Tuesday, February 03, 2009

The Super Weak New Zealand Dollar

The New Zealand dollar yesterday fell below 50 U.S. cents (Which in inverted terms means it costs more than 2 New Zealand dollars to buy 1 U.S. dollar). While that is not a record low against the U.S. dollar as it was briefly trading below 40 U.S. cents back in September 2001, it's nevertheless the lowest since December 2002. And moreover, the low value back in 2001-2002 reflected to a large extent the extreme strength of the U.S. dollar at the time, and if we look at the exchange rate versus the euro and the yen, it is in fact record low. Back in 2001, the New Zealand dollar traded at 48 Euro cents and 49 yen. Now it is trading at 39 euro cents and 45 yen.

After the 2001 lows, the New Zealand dollar had several years of bull market, as it rose in 2007 to highs above 80 U.S. cents, above 60 Euro cents and nearly 100 yen. The collapse against the yen since then is particularly dramatic, losing more than half of its value in the latest 19 months. Although it took some beating in the year after that, most of the decline has come since the global financial turmoil became more dramatic in September 2008, with the New Zealand dollar dropping 45% in just 5 months against the yen.

The reason why the New Zealand dollar has taken such a beating against other currencies in general and the yen in particular is of course that New Zealand went into the slump with higher interest rates than others, meaning that its interest rates had more room to fall, putting downward pressure on the currency. The New Zealand dollar has in other words depreciated in value because of the same mechanism that has caused the yen to rally .

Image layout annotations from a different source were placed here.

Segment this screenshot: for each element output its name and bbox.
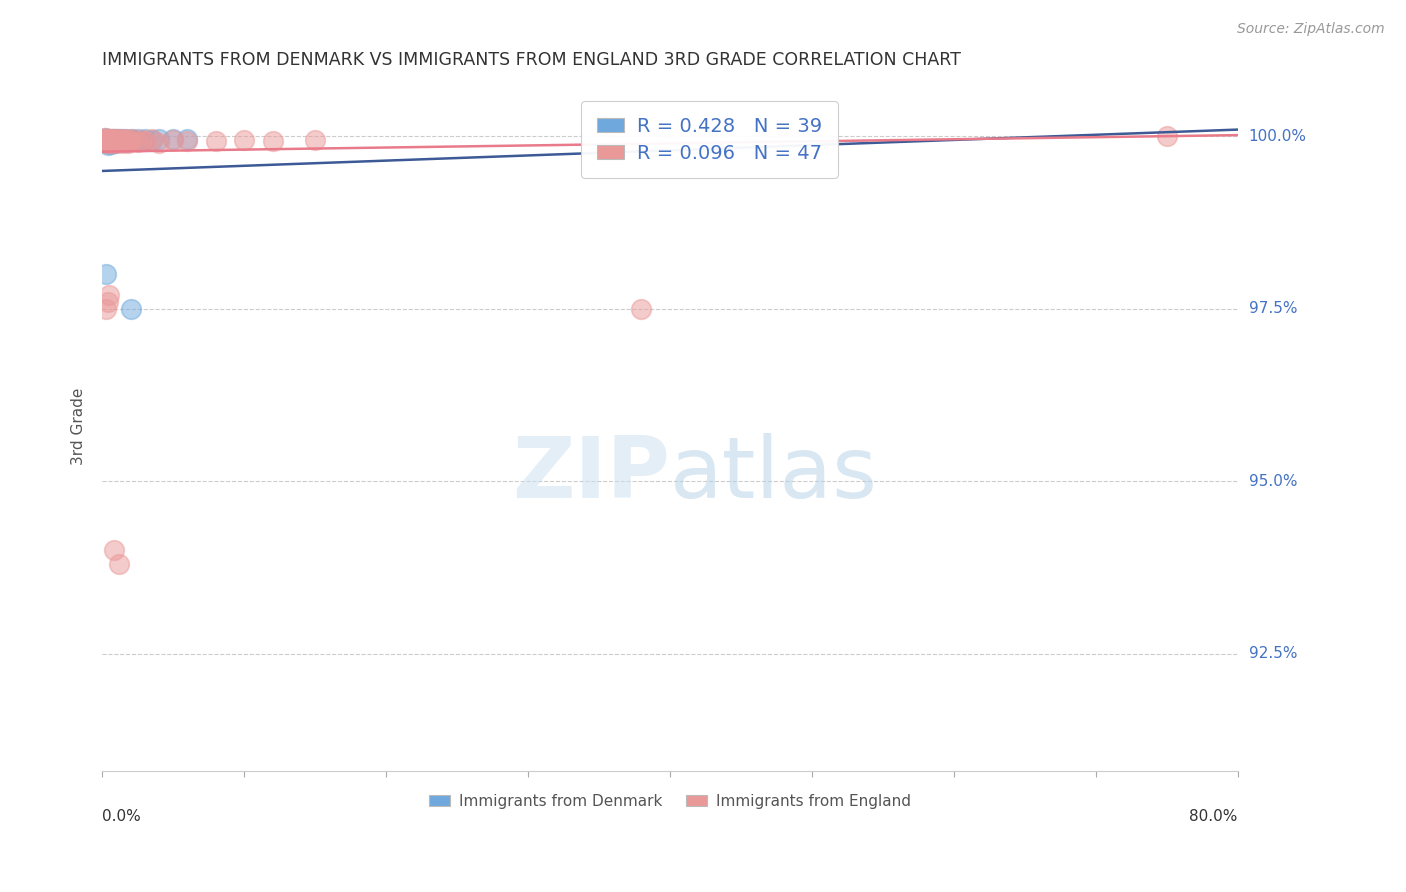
Legend: Immigrants from Denmark, Immigrants from England: Immigrants from Denmark, Immigrants from… [423,788,917,814]
Point [115,132,138,146]
Point [97,294,120,309]
Point [176,131,198,145]
Point [120,301,142,316]
Point [98,288,121,302]
Point [114,132,136,146]
Point [114,134,136,148]
Point [162,133,184,147]
Point [98,136,121,150]
Point [108,134,131,148]
Point [96,131,118,145]
Text: 80.0%: 80.0% [1189,809,1237,823]
Point [148,132,170,146]
Point [233,133,256,147]
Point [96,301,118,316]
Point [103,135,125,149]
Point [97,134,120,148]
Point [105,133,128,147]
Point [131,134,153,148]
Text: 95.0%: 95.0% [1249,474,1298,489]
Point [630,301,652,316]
Point [98,131,121,145]
Point [1156,129,1178,144]
Point [98,131,121,145]
Point [103,132,125,146]
Point [97,137,120,152]
Point [127,135,149,149]
Point [94,134,117,148]
Point [131,133,153,147]
Point [103,543,125,558]
Point [107,132,129,146]
Point [105,136,128,150]
Point [96,131,118,145]
Point [117,133,139,147]
Point [96,136,118,151]
Point [127,132,149,146]
Point [108,133,131,147]
Point [104,134,127,148]
Point [100,133,122,147]
Point [107,131,129,145]
Point [97,132,120,146]
Text: atlas: atlas [669,433,877,516]
Text: 0.0%: 0.0% [103,809,141,823]
Point [122,133,145,147]
Point [118,133,141,147]
Point [93,133,115,147]
Text: Source: ZipAtlas.com: Source: ZipAtlas.com [1237,22,1385,37]
Point [101,132,124,146]
Text: 97.5%: 97.5% [1249,301,1298,317]
Point [100,132,122,146]
Point [117,136,139,150]
Point [93,132,115,146]
Point [96,136,118,151]
Point [98,136,121,150]
Point [122,132,145,146]
Point [141,133,163,147]
Point [96,134,118,148]
Point [120,134,142,148]
Point [105,131,128,145]
Point [94,131,117,145]
Point [120,131,142,145]
Point [97,132,120,146]
Point [101,136,124,150]
Point [111,136,134,150]
Point [103,131,125,145]
Text: ZIP: ZIP [512,433,669,516]
Point [115,135,138,149]
Point [94,135,117,149]
Text: IMMIGRANTS FROM DENMARK VS IMMIGRANTS FROM ENGLAND 3RD GRADE CORRELATION CHART: IMMIGRANTS FROM DENMARK VS IMMIGRANTS FR… [103,51,962,69]
Point [204,134,226,148]
Point [105,134,128,148]
Point [111,131,134,145]
Point [162,131,184,145]
Point [112,134,135,148]
Point [94,131,117,145]
Point [176,134,198,148]
Y-axis label: 3rd Grade: 3rd Grade [72,387,86,465]
Point [141,132,163,146]
Point [100,134,122,148]
Point [100,137,122,152]
Point [101,131,124,145]
Point [110,134,132,148]
Point [101,135,124,149]
Point [118,134,141,148]
Point [110,132,132,146]
Text: 92.5%: 92.5% [1249,646,1298,661]
Point [134,134,156,148]
Point [262,134,284,148]
Point [134,131,156,145]
Point [103,136,125,151]
Point [304,133,326,147]
Point [104,136,127,150]
Point [112,133,135,147]
Point [148,136,170,150]
Point [108,557,131,571]
Point [96,268,118,282]
Text: 100.0%: 100.0% [1249,129,1306,144]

Where will it go from here then? At this point, it clearly looks undervalued, but as long as the global slump continues it will nevertheless be difficult for it to recover as people will expect the Reserve bank of New Zealand to cut interest rates further to counteract the slump.

Because New Zealand more or less appears to have structurally higher interest rates, that however means that once there is an economic recovery, it will probably again rally significantly, just like it did between 2001 and 2007.

3 Comments:

Blogger Ke said...

Stefan, I wanted to ask you about the current unemployment crisis in China.

http://www.nytimes.com/2009/02/03/world/asia/03china.html?_r=1&partner=rss&emc=rss

It seems that further devaluation of the RMB is the most logical action to take. For the people with ideas that the RMB is way undervalued versus the U.S. dollar now seems absurd. Do you agree?

Sorry for going off the topic.

7:24 PM  
Blogger stefankarlsson said...

Ke, one can never be certain with politicians, but I find it less likely that China will devalue. They know very well what kind of outcry and possible retaliatory actions in the West this would create.

I think it is more likely that they will continue to focus on boosting domestic demand.

10:31 PM  
Anonymous Anonymous said...

Also the NZD was a verry popular currency with Japanese houswifes who invested their yen in NZD because of the interest rate diff.